'X-Men' Star on a Storm Spinoff: "It Is Definitely Time"

Ahead of being honored at this year's Women in Film Crystal + Lucy Awards, Alexandra Shipp talks about her hopes for the mutant franchise, the tide-change year for women in entertainment and what she would do to work with Meryl Streep.
Alan Markfield/Twentieth Century Fox Film Corporation; Gary Gershoff/Getty Images
Alexandra Shipp as Storm in 2016's 'X-Men: Apocalypse' (Inset: Shipp)

After taking on Halle Berry's iconic role as X-Men superhero Storm (she'll next be seen in X-Men: Dark Phoenix), Alexandra Shipp will drop in to another beloved franchise, as the new female lead in the Shaft sequel, out June 2019. But first, the 26-year-old actress, who recently starred in the first major LGBTQ YA studio movie, Love, Simon, will be honored at this year's Women in Film Crystal + Lucy Awards with the Max Mara Face of the Future Award. Ahead of the ceremony, Shipp talked to THR about the tide-change year for women in entertainment and what she would do to work with Meryl Streep.

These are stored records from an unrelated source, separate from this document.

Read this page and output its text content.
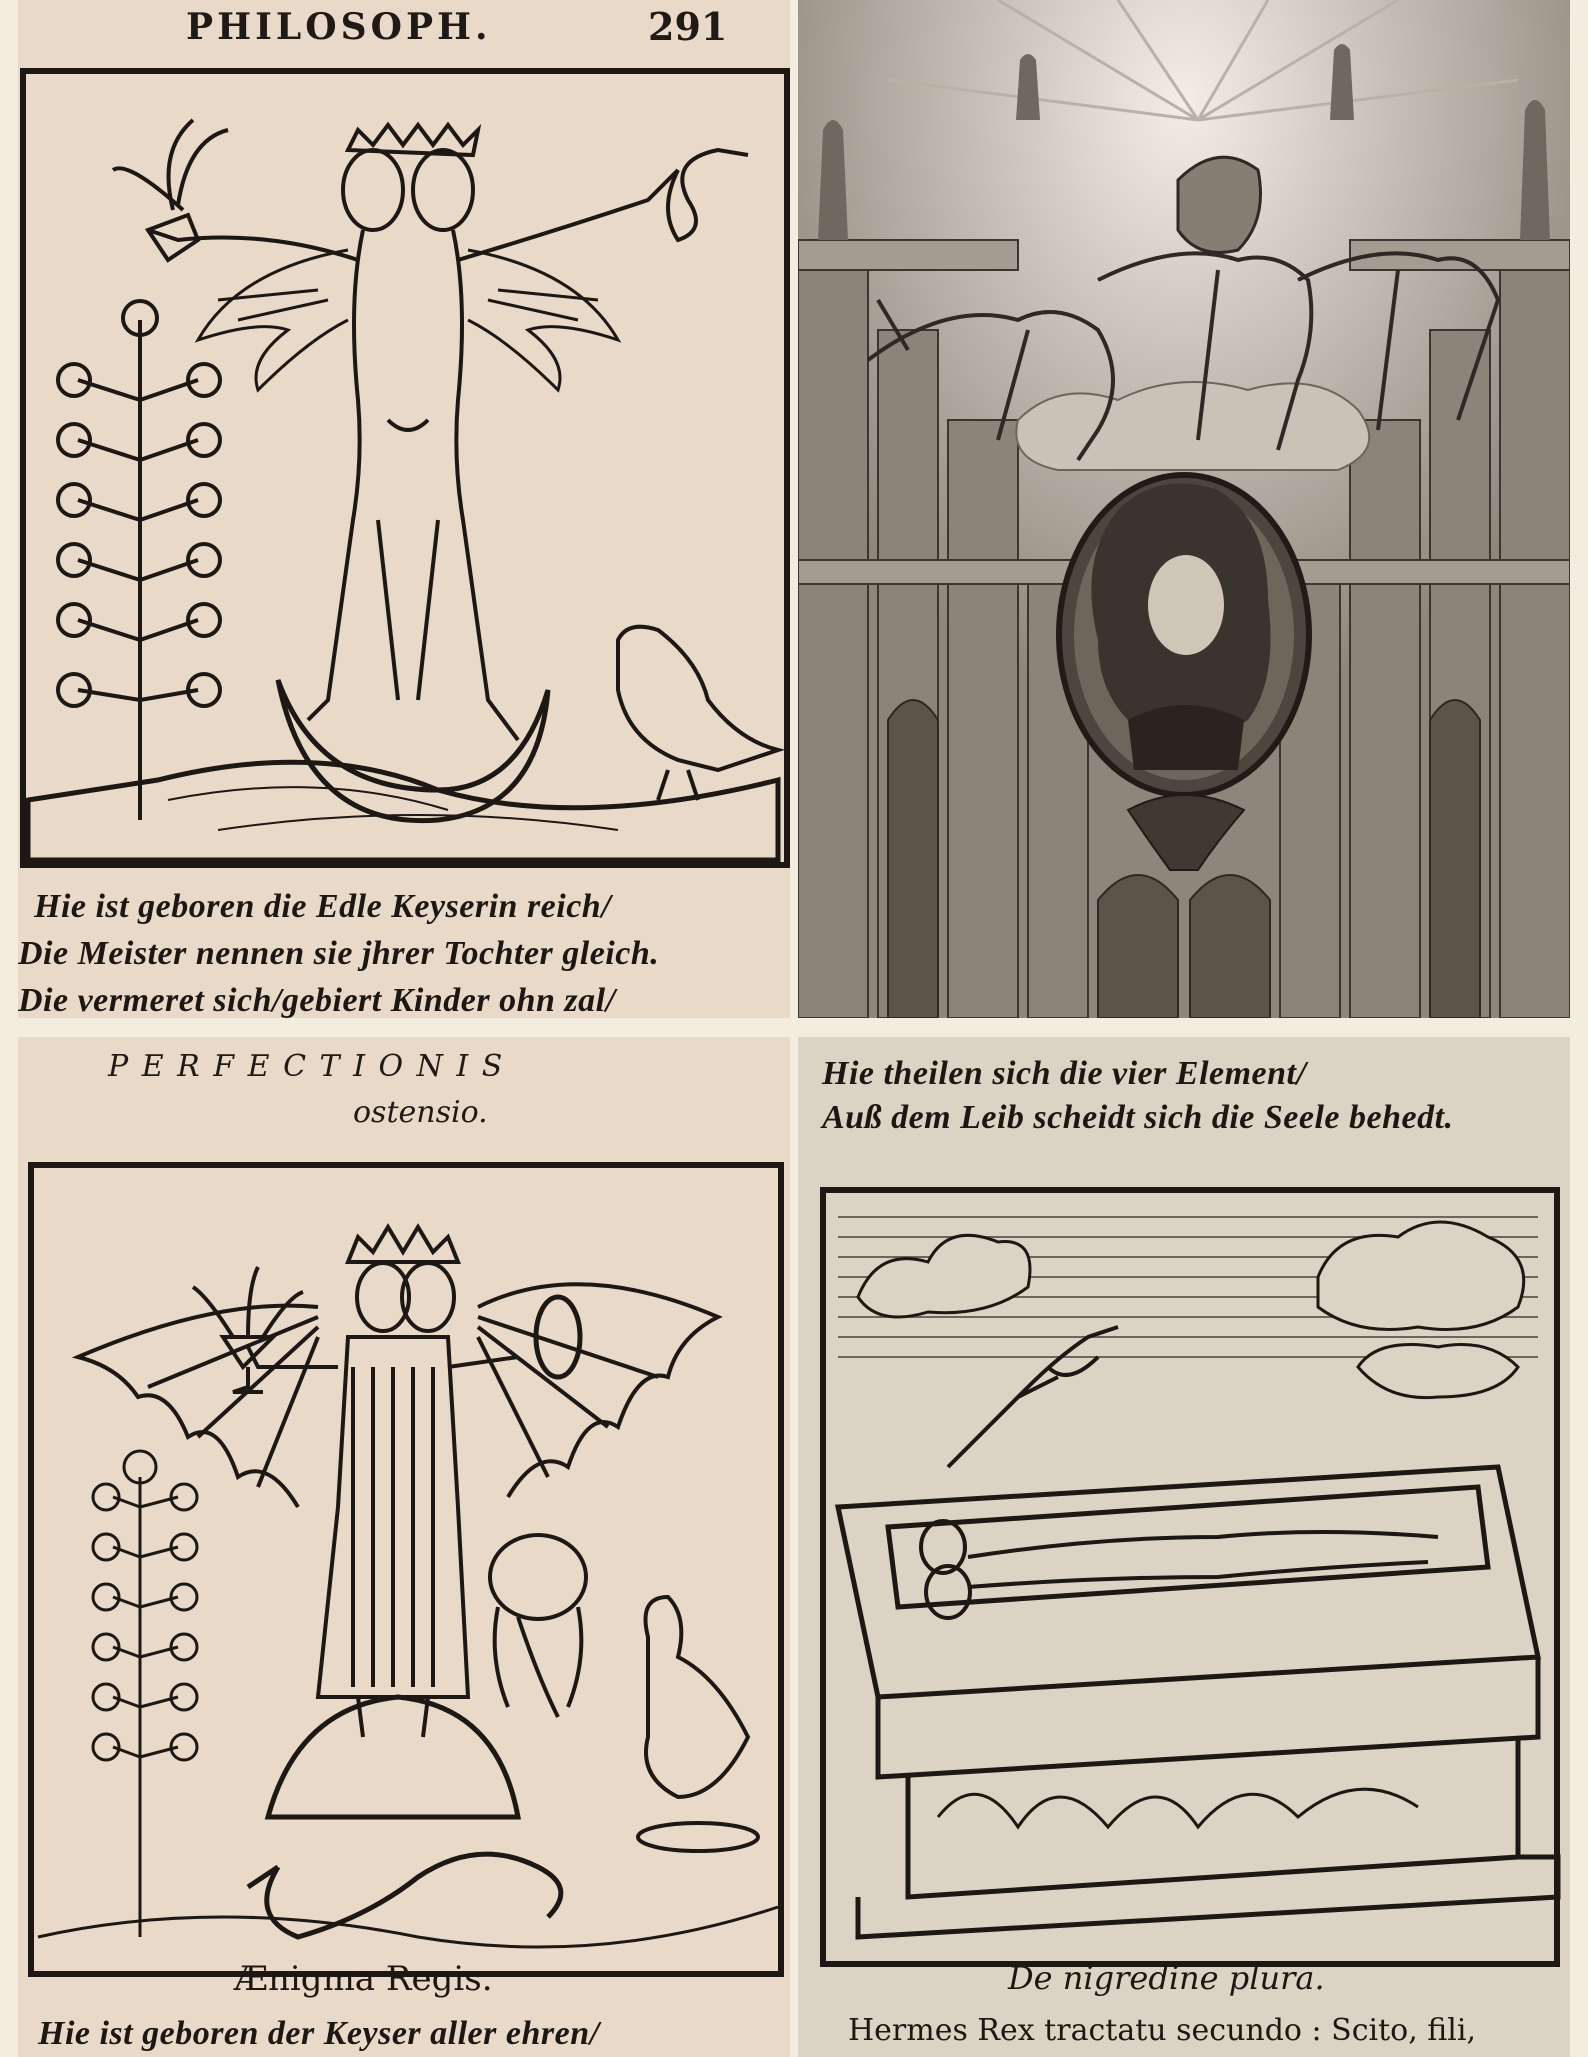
PHILOSOPH.	291
Hie ist geboren die Edle Keyserin reich/
Die Meister nennen sie jhrer Tochter gleich.
Die vermeret sich/gebiert Kinder ohn zal/
P E R F E C T I O N I S
ostensio.
Ænigma Regis.
Hie ist geboren der Keyser aller ehren/
Hie theilen sich die vier Element/
Auß dem Leib scheidt sich die Seele behedt.
De nigredine plura.
Hermes Rex tractatu secundo : Scito, fili,
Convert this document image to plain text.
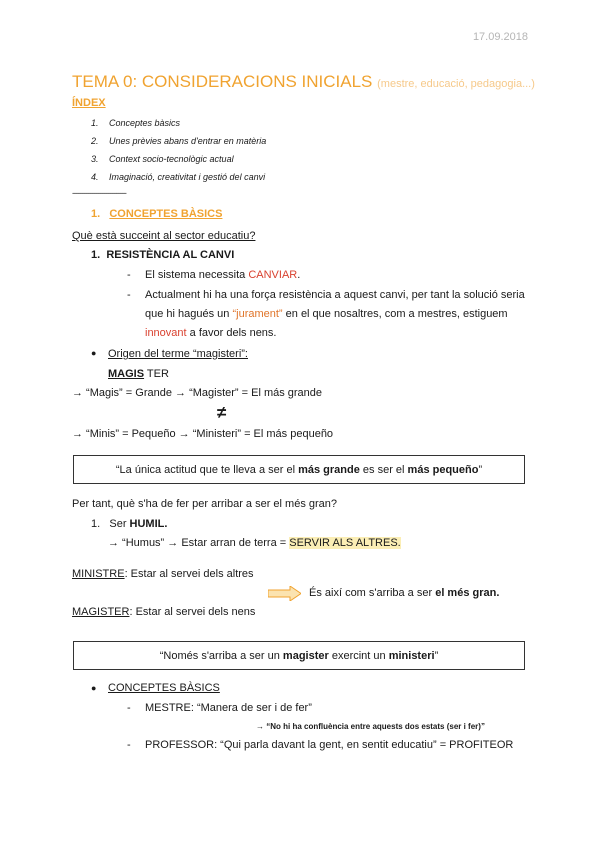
17.09.2018
TEMA 0: CONSIDERACIONS INICIALS (mestre, educació, pedagogia...)
ÍNDEX
1.	Conceptes bàsics
2.	Unes prèvies abans d'entrar en matèria
3.	Context socio-tecnològic actual
4.	Imaginació, creativitat i gestió del canvi
---------------------------
1. CONCEPTES BÀSICS
Què està succeint al sector educatiu?
1. RESISTÈNCIA AL CANVI
- El sistema necessita CANVIAR.
- Actualment hi ha una força resistència a aquest canvi, per tant la solució seria
que hi hagués un “jurament” en el que nosaltres, com a mestres, estiguem
innovant a favor dels nens.
● Origen del terme “magisteri”:
MAGIS TER
→ “Magis” = Grande → “Magister” = El más grande
≠
→ “Minis” = Pequeño → “Ministeri” = El más pequeño
“La única actitud que te lleva a ser el más grande es ser el más pequeño”
Per tant, què s'ha de fer per arribar a ser el més gran?
1. Ser HUMIL.
→ “Humus” → Estar arran de terra = SERVIR ALS ALTRES.
MINISTRE: Estar al servei dels altres
És així com s'arriba a ser el més gran.
MAGISTER: Estar al servei dels nens
“Només s'arriba a ser un magister exercint un ministeri”
● CONCEPTES BÀSICS
- MESTRE: “Manera de ser i de fer”
→ “No hi ha confluència entre aquests dos estats (ser i fer)”
- PROFESSOR: “Qui parla davant la gent, en sentit educatiu” = PROFITEOR
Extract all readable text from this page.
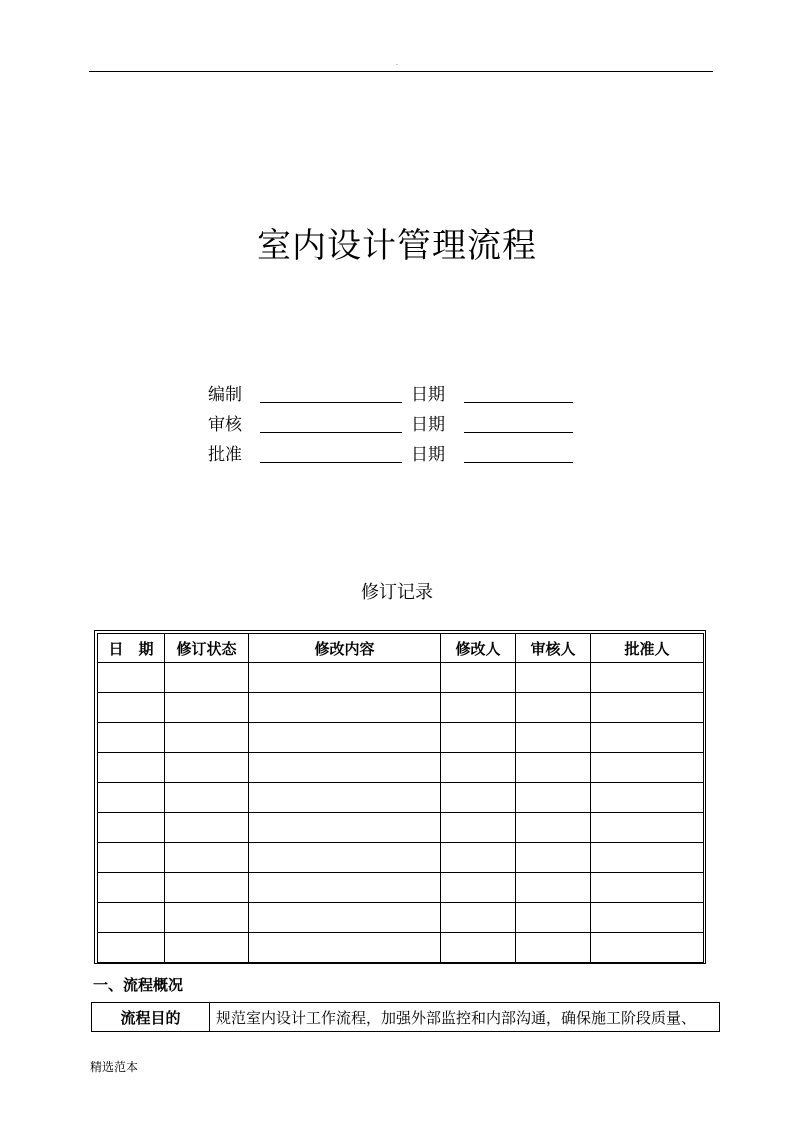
.
室内设计管理流程
编制	日期
审核	日期
批准	日期
修订记录
日　期	修订状态	修改内容	修改人	审核人	批准人

一、流程概况
流程目的	规范室内设计工作流程，加强外部监控和内部沟通，确保施工阶段质量、
精选范本
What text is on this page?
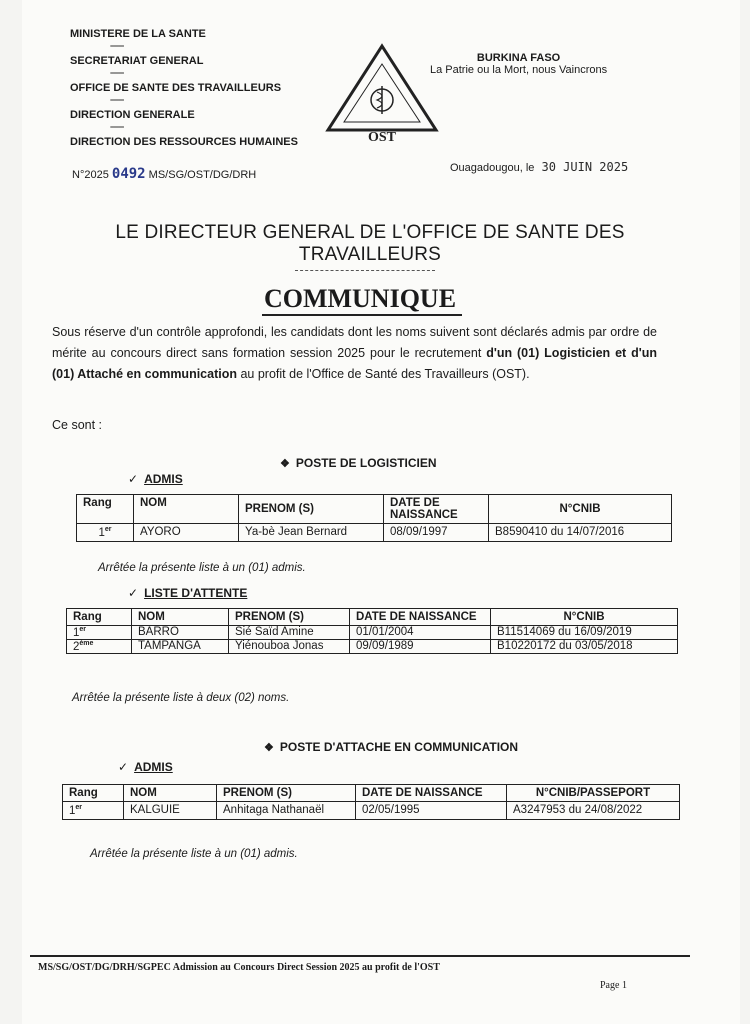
MINISTERE DE LA SANTE
--------
SECRETARIAT GENERAL
--------
OFFICE DE SANTE DES TRAVAILLEURS
--------
DIRECTION GENERALE
--------
DIRECTION DES RESSOURCES HUMAINES	OST
BURKINA FASO
La Patrie ou la Mort, nous Vaincrons
N°2025 0492 MS/SG/OST/DG/DRH
Ouagadougou, le 30 JUIN 2025
LE DIRECTEUR GENERAL DE L'OFFICE DE SANTE DES TRAVAILLEURS
COMMUNIQUE
Sous réserve d'un contrôle approfondi, les candidats dont les noms suivent sont déclarés admis par ordre de mérite au concours direct sans formation session 2025 pour le recrutement d'un (01) Logisticien et d'un (01) Attaché en communication au profit de l'Office de Santé des Travailleurs (OST).
Ce sont :
❖ POSTE DE LOGISTICIEN
✓ ADMIS
Rang	NOM	PRENOM (S)	DATE DE NAISSANCE	N°CNIB
1er	AYORO	Ya-bè Jean Bernard	08/09/1997	B8590410 du 14/07/2016
Arrêtée la présente liste à un (01) admis.
✓ LISTE D'ATTENTE
Rang	NOM	PRENOM (S)	DATE DE NAISSANCE	N°CNIB
1er	BARRO	Sié Saïd Amine	01/01/2004	B11514069 du 16/09/2019
2ème	TAMPANGA	Yiénouboa Jonas	09/09/1989	B10220172 du 03/05/2018
Arrêtée la présente liste à deux (02) noms.
❖ POSTE D'ATTACHE EN COMMUNICATION
✓ ADMIS
Rang	NOM	PRENOM (S)	DATE DE NAISSANCE	N°CNIB/PASSEPORT
1er	KALGUIE	Anhitaga Nathanaël	02/05/1995	A3247953 du 24/08/2022
Arrêtée la présente liste à un (01) admis.
MS/SG/OST/DG/DRH/SGPEC Admission au Concours Direct Session 2025 au profit de l'OST
Page 1
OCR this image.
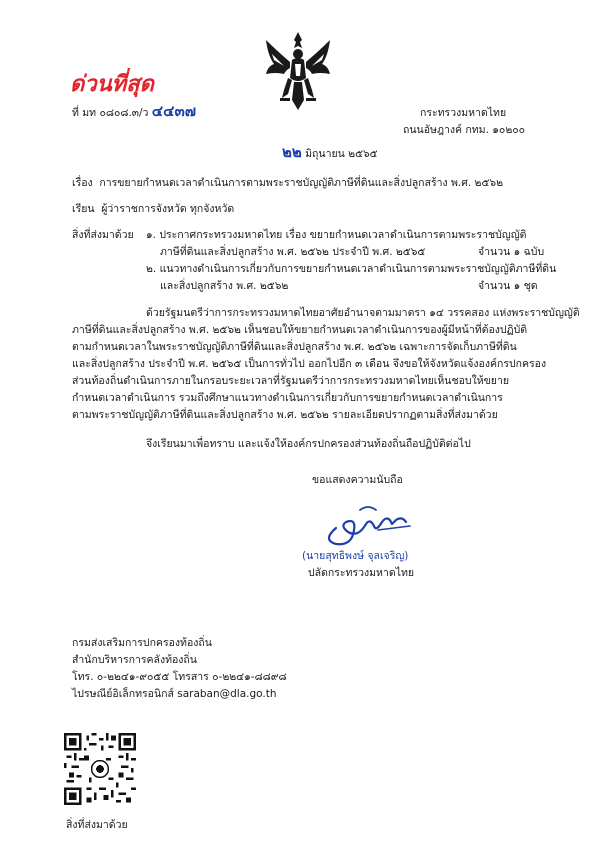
ด่วนที่สุด
ที่ มท ๐๘๐๘.๓/ว ๔๔๓๗	กระทรวงมหาดไทย
ถนนอัษฎางค์ กทม. ๑๐๒๐๐
๒๒ มิถุนายน ๒๕๖๕
เรื่อง การขยายกำหนดเวลาดำเนินการตามพระราชบัญญัติภาษีที่ดินและสิ่งปลูกสร้าง พ.ศ. ๒๕๖๒
เรียน ผู้ว่าราชการจังหวัด ทุกจังหวัด
สิ่งที่ส่งมาด้วย ๑. ประกาศกระทรวงมหาดไทย เรื่อง ขยายกำหนดเวลาดำเนินการตามพระราชบัญญัติ
ภาษีที่ดินและสิ่งปลูกสร้าง พ.ศ. ๒๕๖๒ ประจำปี พ.ศ. ๒๕๖๕	จำนวน ๑ ฉบับ
๒. แนวทางดำเนินการเกี่ยวกับการขยายกำหนดเวลาดำเนินการตามพระราชบัญญัติภาษีที่ดิน
และสิ่งปลูกสร้าง พ.ศ. ๒๕๖๒	จำนวน ๑ ชุด
ด้วยรัฐมนตรีว่าการกระทรวงมหาดไทยอาศัยอำนาจตามมาตรา ๑๔ วรรคสอง แห่งพระราชบัญญัติ
ภาษีที่ดินและสิ่งปลูกสร้าง พ.ศ. ๒๕๖๒ เห็นชอบให้ขยายกำหนดเวลาดำเนินการของผู้มีหน้าที่ต้องปฏิบัติ
ตามกำหนดเวลาในพระราชบัญญัติภาษีที่ดินและสิ่งปลูกสร้าง พ.ศ. ๒๕๖๒ เฉพาะการจัดเก็บภาษีที่ดิน
และสิ่งปลูกสร้าง ประจำปี พ.ศ. ๒๕๖๕ เป็นการทั่วไป ออกไปอีก ๓ เดือน จึงขอให้จังหวัดแจ้งองค์กรปกครอง
ส่วนท้องถิ่นดำเนินการภายในกรอบระยะเวลาที่รัฐมนตรีว่าการกระทรวงมหาดไทยเห็นชอบให้ขยาย
กำหนดเวลาดำเนินการ รวมถึงศึกษาแนวทางดำเนินการเกี่ยวกับการขยายกำหนดเวลาดำเนินการ
ตามพระราชบัญญัติภาษีที่ดินและสิ่งปลูกสร้าง พ.ศ. ๒๕๖๒ รายละเอียดปรากฏตามสิ่งที่ส่งมาด้วย
จึงเรียนมาเพื่อทราบ และแจ้งให้องค์กรปกครองส่วนท้องถิ่นถือปฏิบัติต่อไป
ขอแสดงความนับถือ
(นายสุทธิพงษ์ จุลเจริญ)
ปลัดกระทรวงมหาดไทย
กรมส่งเสริมการปกครองท้องถิ่น
สำนักบริหารการคลังท้องถิ่น
โทร. ๐-๒๒๔๑-๙๐๕๕ โทรสาร ๐-๒๒๔๑-๘๘๙๘
ไปรษณีย์อิเล็กทรอนิกส์ saraban@dla.go.th
สิ่งที่ส่งมาด้วย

In a year that has seen such change in the industry for women, has any one moment stood out?

The biggest thing from the past year has been women speaking their truth and not being afraid of it. [Asia Argento's] speech at Cannes was so powerful and I don't think that without this movement, without these women speaking their truth, that she would be able to speak her truth. As women, we are objectified so much in our line of work, so it is really beautiful that we are all getting our chance to be open and honest.

Is there a female story you want to see get made?

There are so many female stories that can be told. Audiences want to feel represented. They want to identify. I always joke around with my friends that we need a lady Fight Club. How awesome would that be? We are like, "But would it be mental warfare?" [It] would be passive-aggressive ways of fighting each other.

How important is it to you that your films have a strong message?

I started studying Greek theater when I was 10, and Greek theater originated to offer information and start conversations, political or not, through the performance. For me, that is really something we are trying to do. I try to make sure every role I take speaks to something. Whether being treated unfairly as a mutant; speaking on race; or with Love, Simon, speaking to the LGBTQ community.

Have there been talks with the studio for a Storm stand-alone?

Not yet, but I am hoping we will get around to it. It is definitely time for these Storm fans to get the movie they have been dying for.

What would you want to see from a Storm movie?

There are so many different storylines that we could take on when it comes to Storm — whether she is losing her powers or going back to Africa. I just want there to be a message of "this woman doesn't need a man." Just one movie where a woman doesn't need a man, really.

What is your hope for the future of young women in Hollywood?

I just want girls to not be taken advantage of. Though I have not experienced it in my career, you know that it exists. I don't want women to feel like they have to show some sort of affection to get the job that they want or to feel they have done enough to get this part.

Who is one female creator who you are dying to work with?

I would throw up in my hands if I could work with Meryl Streep.